Lecture 11

Recap

I(x)=\begin{cases} 0 & x\leq 0 \\ 1 & x>0 \end{cases}

Continue on Chapter 6

The step function

Theorem 6.16

If $\sum c_n$ converges and $\{s_n\}$ is a sequence of distinct elements of $(a,b)$ , and $f$ is continuous on $[a,b]$ , and $\alpha(x)=\sum_{n=1}^{\infty}c_nI(x-s_n)$ , then $\int_a^bf \ d\alpha=\sum_{n=1}^{\infty}c_nf(s_n)$ .

Proof:

For each $x$ , $I(x-s_n)\leq 1$ so $\sum_{n=1}^{\infty}c_nI(x-s_n)\leq \sum_{n=1}^{\infty}c_n$ converges (by comparison test).

Let $\epsilon>0$ . We can find $N$ such that $\sum_{n=N+1}^{\infty}c_n<\epsilon$ . (Recall that the series $\sum_{n=1}^{\infty}c_n$ converges if and only if $\lim_{N\to\infty}\sum_{n=1}^{N}c_n$ exists.)

Set $\alpha_1(x)=\sum_{n=1}^{N}c_nI(x-s_n)$ , and $\alpha_2(x)=\sum_{n=N+1}^{\infty}c_nI(x-s_n)$ .

Using the linearity of the integral, we have

\int_a^b f\ d\alpha_1= \sum_{n=1}^{N}c_n\int_a^b fd(I(x-s_n))= \sum_{n=1}^{N}c_nf(s_n)

On the other hand, with $M=\sup|f|$ ,

\left|\int_a^b f\ d\alpha_2\right|\leq \int_a^b |f|\ d\alpha_2\leq M\int_a^b \alpha_2\ dx=M\sum_{n=N+1}^{\infty}c_n(b-s_n)<\epsilon

So,

\begin{aligned} \left|\int_a^b f\ d\alpha-\sum_{n=1}^{\infty}c_nf(s_n)\right|&= \left|\int_a^b f\ d\alpha_2-\sum_{n=N+1}^{\infty}c_nf(s_n)\right|\\ &\leq |M\epsilon-\sum_{n=N+1}^{\infty}|c_n|M(b-s_n)|\\ &<2M\epsilon \end{aligned}

Since $\epsilon$ is arbitrary, we have $\int_a^b f\ d\alpha=\sum_{n=1}^{\infty}c_nf(s_n)$ .
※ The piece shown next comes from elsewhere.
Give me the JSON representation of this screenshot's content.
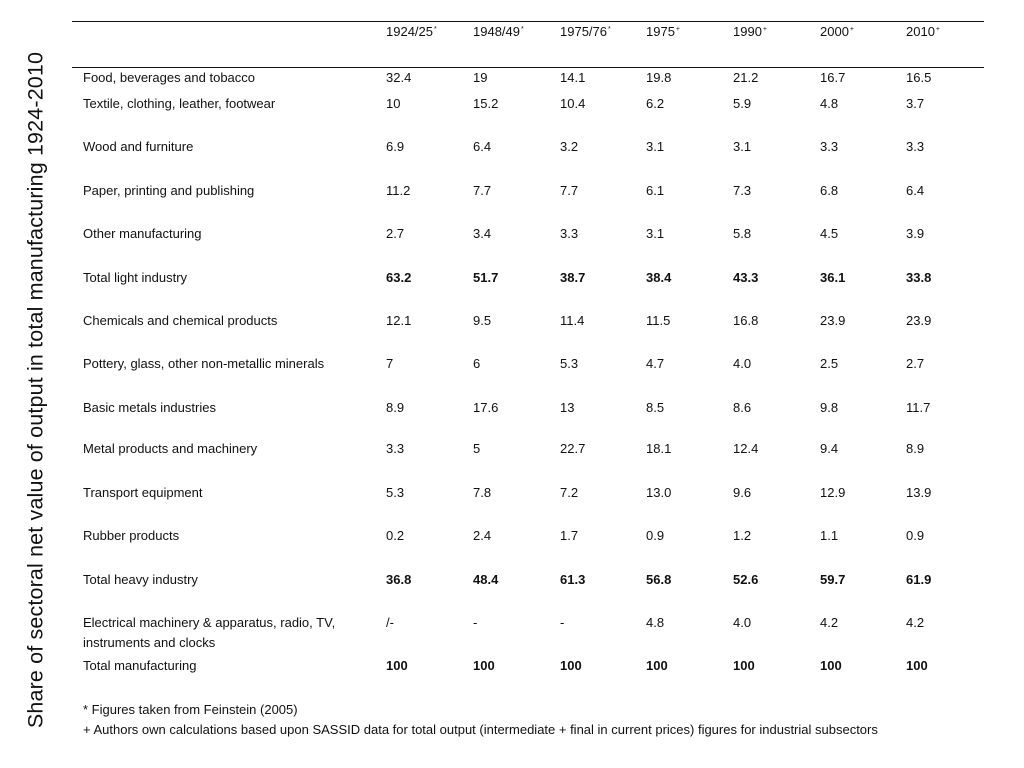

Integration and differentiation

Theorem 6.20 Fundamental theorem of calculus

Let $f\in \mathscr{R}$ for $x\in [a,b]$ . We define $F(x)=\int_a^x f(t)\ dt$ . Then $F$ is continuous and if $f$ is continuous at $x_0\in [a,b]$ , then $F$ is differentiable at $x_0$ and $F'(x_0)=f(x_0)$ .

Proof:

Let $x<y,x,y\in [a,b]$ . Then,

|F(y)-F(x)|=\left|\int_a^y f(t)\ dt-\int_a^x f(t)\ dt\right|=\left|\int_x^y f(t)\ dt\right|\leq \sup|f|\cdot (y-x)

So, $F$ is continuous on $[a,b]$ .

Now, let $f$ be continuous at $x_0\in (a,b)$ and $\epsilon>0$ . Then we can find $\delta>0$ such that $a<x_0-\delta<s<x_0<t<x_0+\delta<b$ and $|f(u)-f(x_0)|<\epsilon$ for all $u\in (x_0-\delta,x_0+\delta)$ .

So,

\begin{aligned} \left|\frac{F(s)-F(x_0)}{s-x_0}-f(x_0)\right|&=\left|\frac{1}{s-x_0}\left(\int_a^s f(u)\ du-\int_a^{x_0} f(u)\ du\right)-f(x_0)\right|\\ &=\left|\frac{1}{s-x_0}\left(\int_s^{x_0} f(u)\ du\right)-\frac{1}{s-x_0}\left(\int_s^{x_0} f(x_0)\ dv\right)-f(x_0)\right|\\ &=\left|\frac{1}{x_0-s}\left(\int_s^{x_0} [f(u)-f(x_0)]\ du\right)\right|\\ &\leq \frac{1}{x_0-s}\epsilon(x_0-s)\\ &= \epsilon \end{aligned}

QED

If $f\in \mathscr{R}$ , and there exists a differentiable function $F:[a,b]\to \mathbb{R}$ such that $F'=f$ on $(a,b)$ , then

\int_a^b f(x)\ dx=F(b)-F(a)

Proof:

Let $\epsilon>0$ and $P=\{x_0,x_1,\cdots,x_n\}$ be a partition of $[a,b]$ .

By the mean value theorem, on each subinterval $[x_{i-1},x_i]$ , there exists $t_i\in (x_{i-1},x_i)$ such that

F(x_i)-F(x_{i-1})=F'(t_i)(x_i-x_{i-1})=f(t_i)\Delta x_i

Since $m_i\leq f(t_i)\leq M_i$ , notices that $\sum_{i=1}^n f(t_i)\Delta x_i=F(b)-F(a)$ .

So,

L(P,f)\leq F(b)-F(a)\leq U(P,f)

So, $f\in \mathscr{R}$ and $\int_a^b f(x)\ dx=F(b)-F(a)$ .

QED